Complément d’information

Jalal Labbad, né le 3 avril 1995, a été arrêté en raison de sa participation à des manifestations contre le traitement de la minorité chiite d’Arabie saoudite en 2011 et 2012 à Al Qatif ainsi que de sa présence aux obsèques de personnes tuées par les forces de sécurité. Le 1er août 2022, le Tribunal pénal spécial l’a déclaré coupable et condamné à mort pour des infractions qu’il était accusé d’avoir commises à 16 ans et 17 ans. Une cour d’appel a confirmé la condamnation de Jalal Labbad le 4 octobre 2022. En octobre 2023, Amnistie internationale a reçu des informations fiables indiquant que la Cour suprême avait confirmé sa peine de mort en secret.

Le Groupe de travail des Nations unies sur la détention arbitraire a conclu que la détention de Jalal Labbad, d’Abdullah al Derazi, de Yusuf al Manasif, de Jawad Qureiris et de Hassan al Faraj était arbitraire. Ces cinq jeunes hommes font partie de la minorité chiite et avaient moins de 18 ans au moment des faits qui leur sont reprochés.

Un frère de Jalal Labbad, Fadel Labbad, a été exécuté en 2019. Un autre de ses frères, Mohammad Labbad, a été condamné à mort en octobre 2022. Après un nouveau procès, il a de nouveau été condamné à mort en février 2025.

Les autorités saoudiennes ont condamné à maintes reprises des membres de la minorité chiite à la peine de mort dans le but de faire taire la contestation dans la province de l’Est.

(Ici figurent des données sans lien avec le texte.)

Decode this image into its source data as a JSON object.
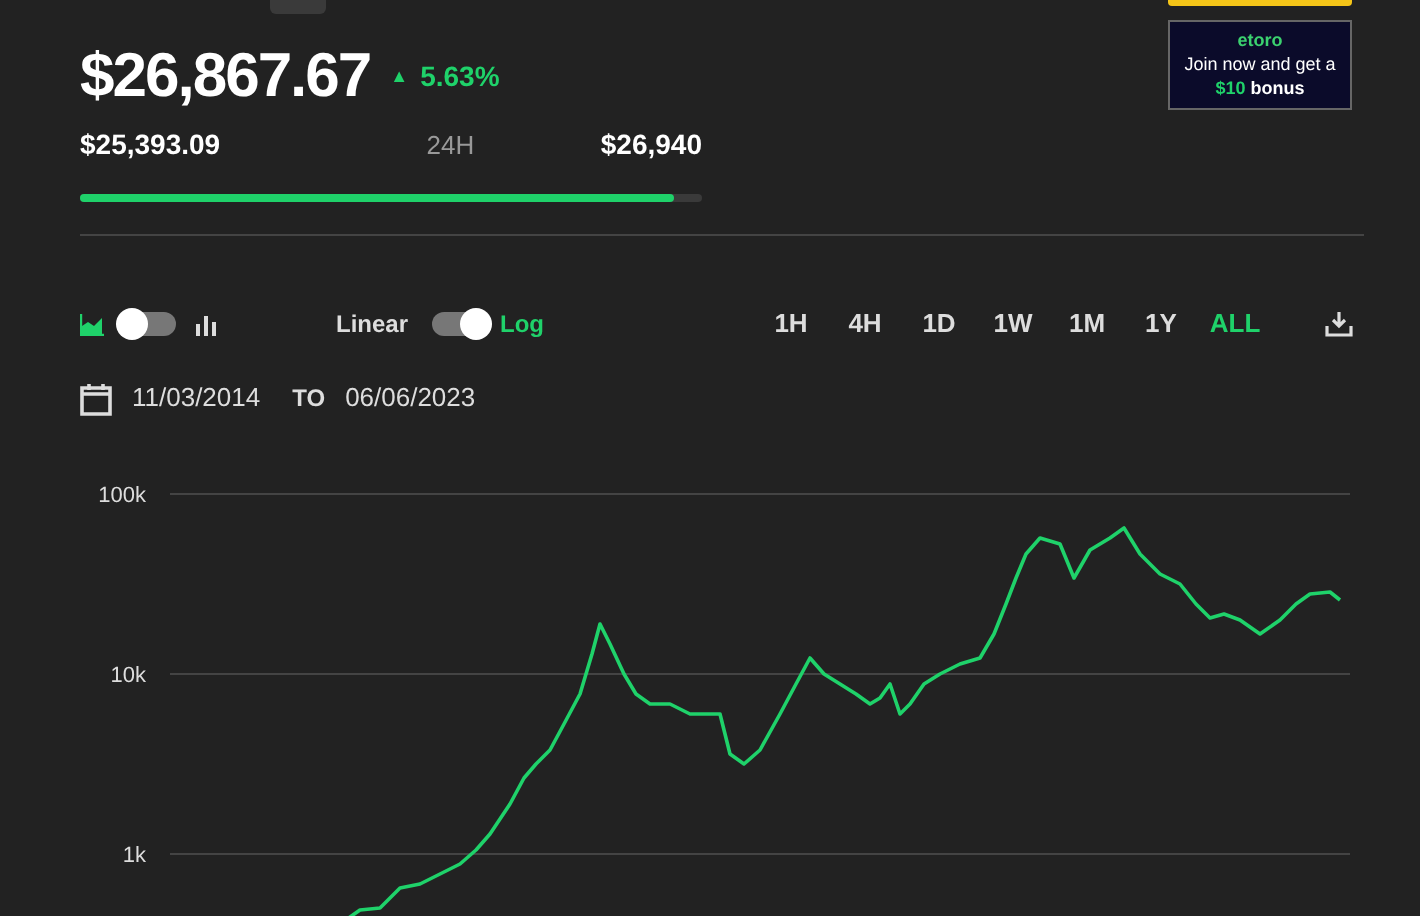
{
  "header": {
    "price": "$26,867.67",
    "arrow": "▲",
    "change": "5.63%",
    "low": "$25,393.09",
    "range_label": "24H",
    "high": "$26,940",
    "level": 0.955
  },
  "ad": {
    "brand": "etoro",
    "line": "Join now and get a",
    "amount": "$10",
    "word": "bonus"
  },
  "chart_types": [
    {
      "kind": "area",
      "selected": true
    },
    {
      "kind": "bar",
      "selected": false
    }
  ],
  "scales": [
    {
      "label": "Linear",
      "selected": false
    },
    {
      "label": "Log",
      "selected": true
    }
  ],
  "ranges": [
    {
      "label": "1H",
      "selected": false
    },
    {
      "label": "4H",
      "selected": false
    },
    {
      "label": "1D",
      "selected": false
    },
    {
      "label": "1W",
      "selected": false
    },
    {
      "label": "1M",
      "selected": false
    },
    {
      "label": "1Y",
      "selected": false
    },
    {
      "label": "ALL",
      "selected": true
    }
  ],
  "date_range": {
    "from": "11/03/2014",
    "separator": "TO",
    "to": "06/06/2023"
  },
  "chart": {
    "y_labels": [
      "100k",
      "10k",
      "1k"
    ]
  }
}
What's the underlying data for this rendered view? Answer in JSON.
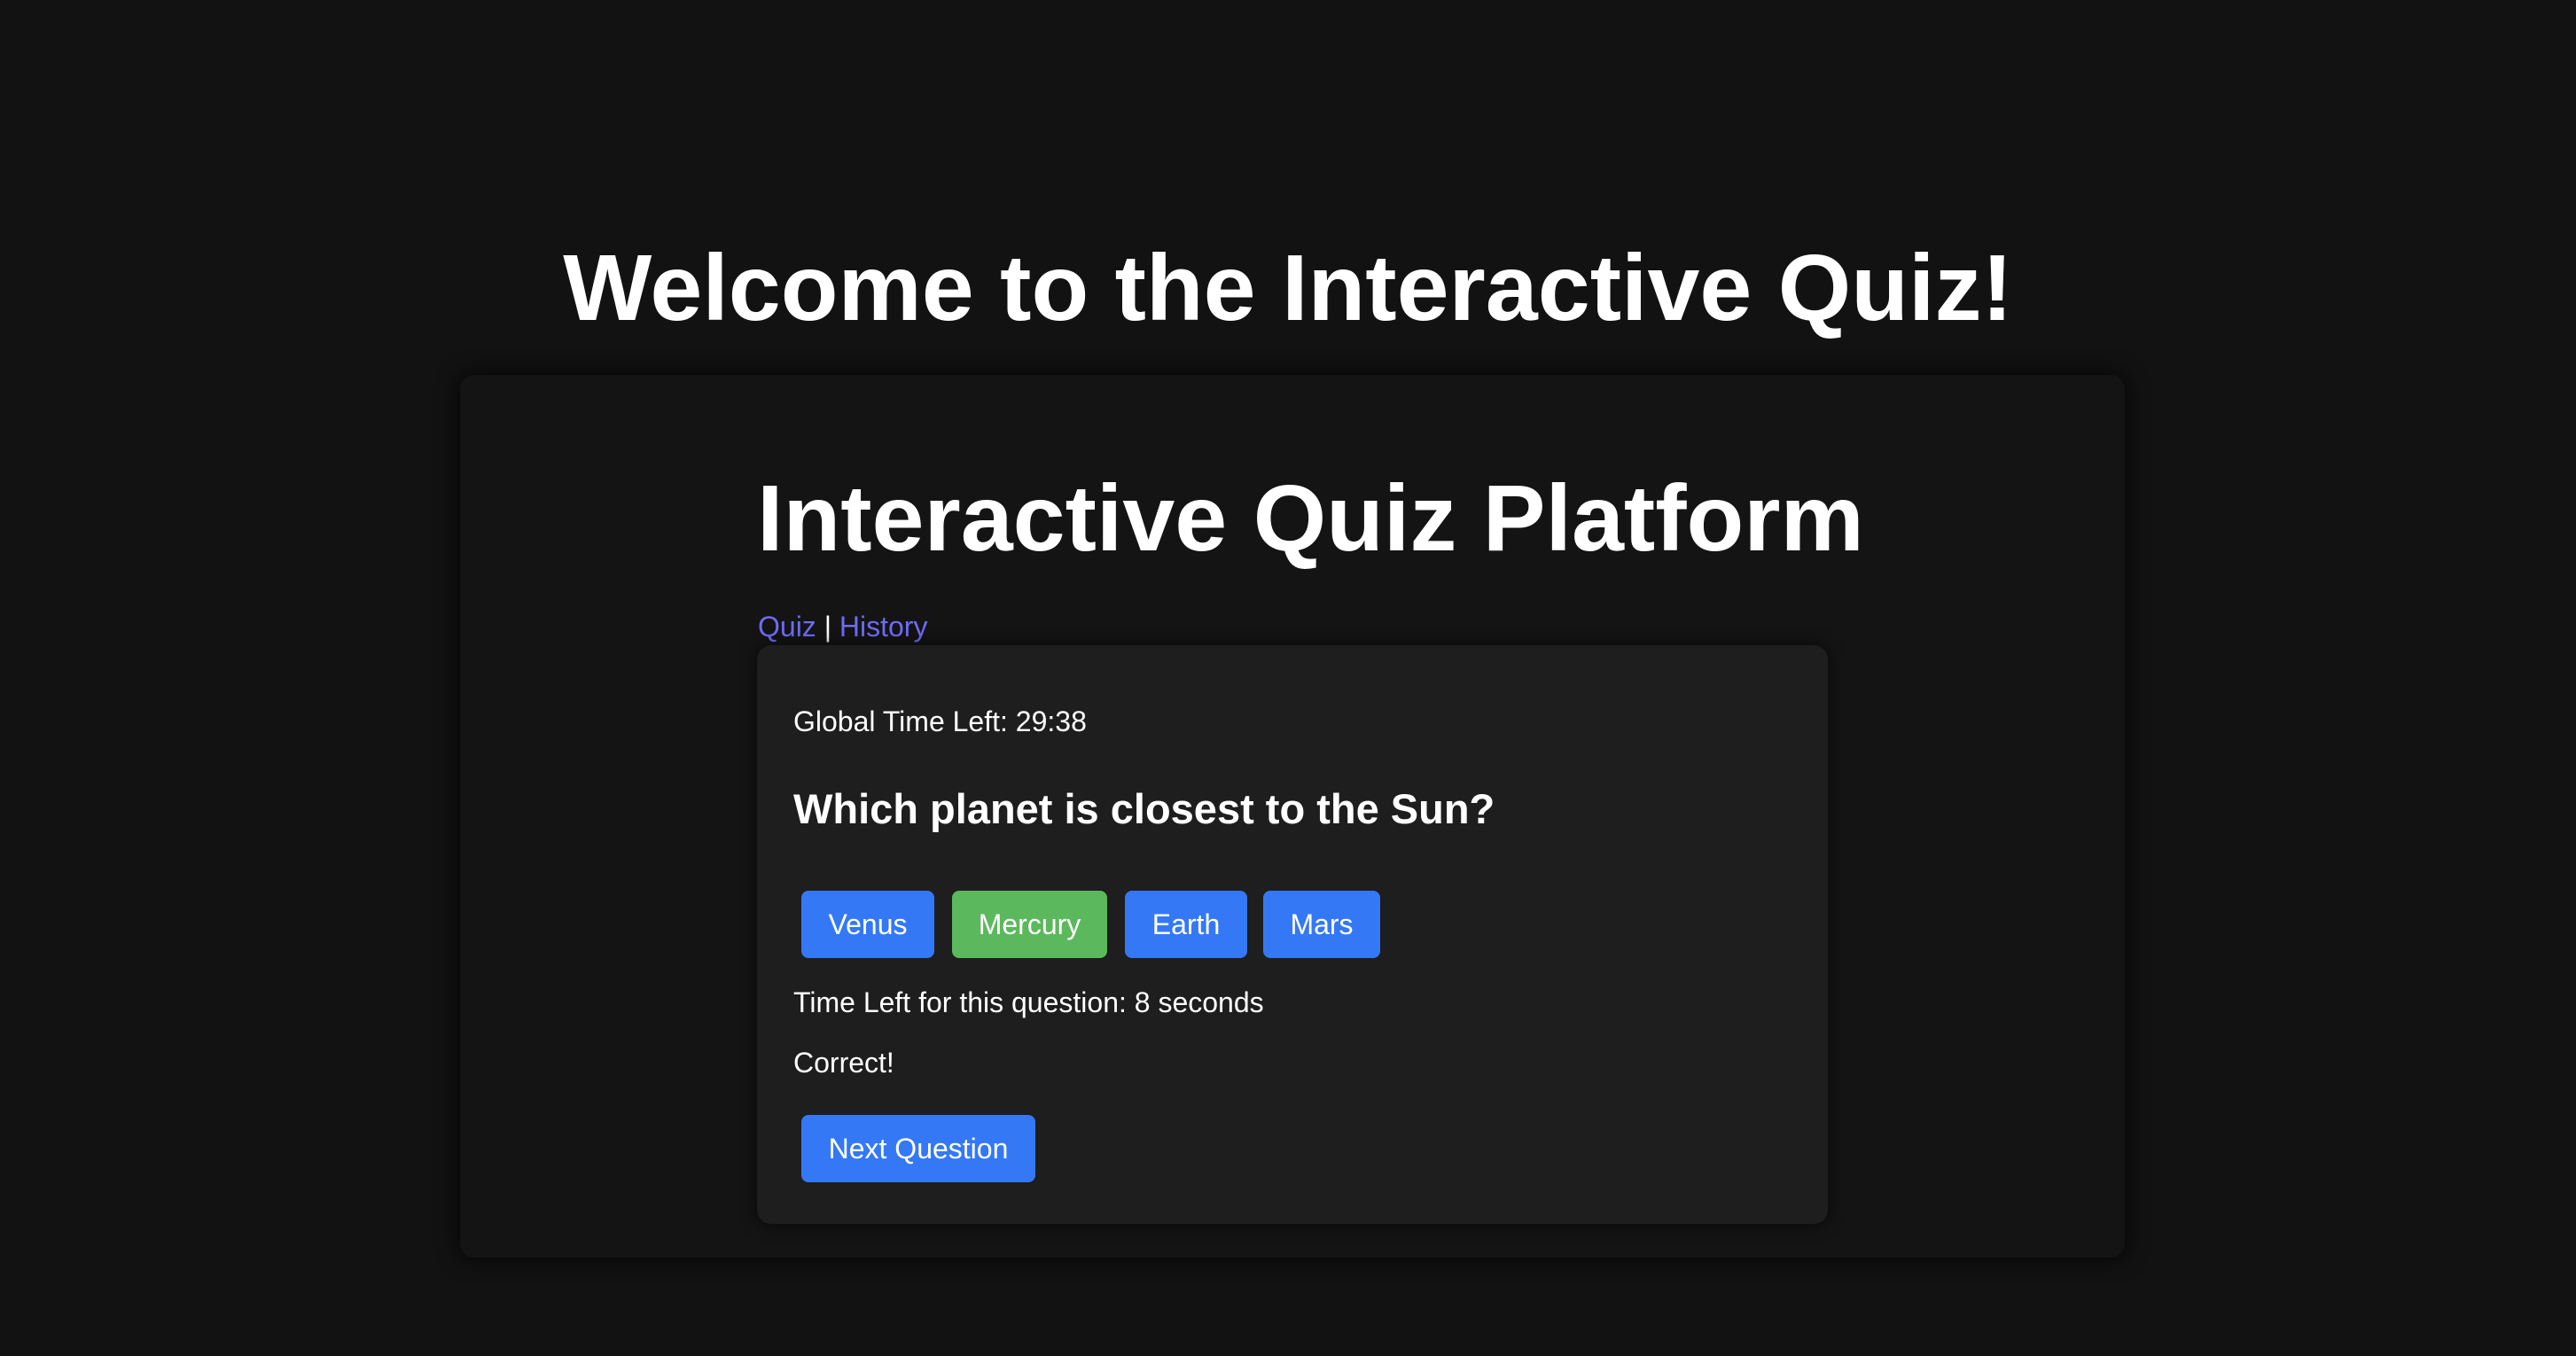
{
  "page": {
    "title": "Welcome to the Interactive Quiz!"
  },
  "app": {
    "title": "Interactive Quiz Platform",
    "nav": {
      "quiz_label": "Quiz",
      "separator": "|",
      "history_label": "History"
    }
  },
  "quiz": {
    "global_timer_text": "Global Time Left: 29:38",
    "question": "Which planet is closest to the Sun?",
    "options": [
      {
        "label": "Venus",
        "state": "default"
      },
      {
        "label": "Mercury",
        "state": "correct"
      },
      {
        "label": "Earth",
        "state": "default"
      },
      {
        "label": "Mars",
        "state": "default"
      }
    ],
    "question_timer_text": "Time Left for this question: 8 seconds",
    "feedback": "Correct!",
    "next_button_label": "Next Question"
  },
  "colors": {
    "background": "#121212",
    "panel": "#1e1e1e",
    "link": "#6f6cf5",
    "button": "#3478f6",
    "correct": "#5cb85c"
  }
}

Le 25 février 2025, des sources dignes de confiance ont informé Amnistie internationale que Yusuf al Manasif, Jawad Qureiris et Hassan al Faraj avaient été rejugés et de nouveau condamnés à mort et que leurs procédures étaient en instance devant la Cour suprême. Jalal Labbad et Abdullah al Derazi n’avaient pas encore été rejugés à ce moment-là.

En mai 2023, la Commission saoudienne des droits humains a affirmé dans une lettre à Amnistie internationale : « L’imposition de la peine de mort à des mineurs pour des infractions relevant du taazir a été complètement abolie ». Les infractions relevant du taazir [peine discrétionnaire], comme celles dont Jalal Labbad avait été déclaré coupable, ne sont pas passibles de la peine capitale selon la charia (loi islamique).

L’interdiction du recours à la peine capitale contre des personnes qui étaient âgées de moins de 18 ans au moment des faits qui leur sont reprochés est inscrite dans plusieurs instruments de droit international, notamment la Convention relative aux droits de l’enfant et le Pacte international relatif aux droits civils et politiques (PIDCP), ainsi que dans le droit international coutumier, et constitue une norme impérative du droit international général (jus cogens).

Amnistie internationale est opposée en toutes circonstances et de manière inconditionnelle à la peine de mort, qui constitue le châtiment le plus cruel, inhumain et dégradant qui soit, ainsi qu’une violation du droit à la vie.